We study the energy propagation in subwavelength waveguides and demonstrate that the mechanism of material gain, previously suggested for loss compensation, is also a powerful tool to manipulate dispersion and propagation characteristics of electromagnetic pulses at the nanoscale. We show theoretically that the group velocity in lossy nanowaveguides can be controlled from slow to superluminal values by the material gain and waveguide geometry and develop an analytical description of the relevant physics. We utilize the developed formalism to show that gain-assisted dispersion management can be used to control the transition between “photonic-funnel” and “photonic-compressor” regimes in tapered nanowaveguides. The phenomenon of strong modulation of group velocity in subwavelength structures can be realized in waveguides with different geometries and is present for both volume and surface modes.

Figure 1

(a) The schematic geometry of a multilayered waveguide; a two-layer cylindrical system with axial symmetry is shown. (b) Dielectric permittivity of Ag; real and imaginary parts are shown in solid and dashed lines, respectively. (c) Real (top) and imaginary (bottom) parts of the dielectric permittivity of the rhodamine-6G model (see text). Solid blue, dashed green, dashed-dotted brown, and dashed-dotted-dotted red curves correspond to gain the values 0%, 33%, 66%, and 100%, respectively.

Figure 2

Group and phase velocities of an SPP on a metal nanorod in Rh6G methanol solution (see text) as functions of gain, (a),(c) frequency, and (b),(d) radius.
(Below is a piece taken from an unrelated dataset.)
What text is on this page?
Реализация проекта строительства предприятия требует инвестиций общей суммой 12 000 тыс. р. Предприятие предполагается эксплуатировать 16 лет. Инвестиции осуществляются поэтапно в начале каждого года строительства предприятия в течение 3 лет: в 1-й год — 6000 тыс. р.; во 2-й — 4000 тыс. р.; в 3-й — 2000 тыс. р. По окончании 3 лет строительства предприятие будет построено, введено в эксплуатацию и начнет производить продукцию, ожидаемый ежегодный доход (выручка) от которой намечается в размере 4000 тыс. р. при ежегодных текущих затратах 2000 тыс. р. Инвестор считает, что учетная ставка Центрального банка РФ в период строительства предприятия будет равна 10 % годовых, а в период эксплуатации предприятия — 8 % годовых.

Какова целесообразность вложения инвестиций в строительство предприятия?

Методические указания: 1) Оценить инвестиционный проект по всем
The radial dependence is given at $\lambda =534\mathrm{nm}$, the wavelength one at $R=35\mathrm{nm}$.

Figure 3

Group and phase velocities of the ${\mathrm{TM}}_{01}$ mode in an anisotropy-based cylindrical subdiffraction waveguide (see text) as functions of gain, (a),(c) frequency, and (b),(d) radius. Radial dependence is given at $\lambda =534\mathrm{nm}$, the wavelength one at $R=35\mathrm{nm}$. Note that the phase velocity is negative.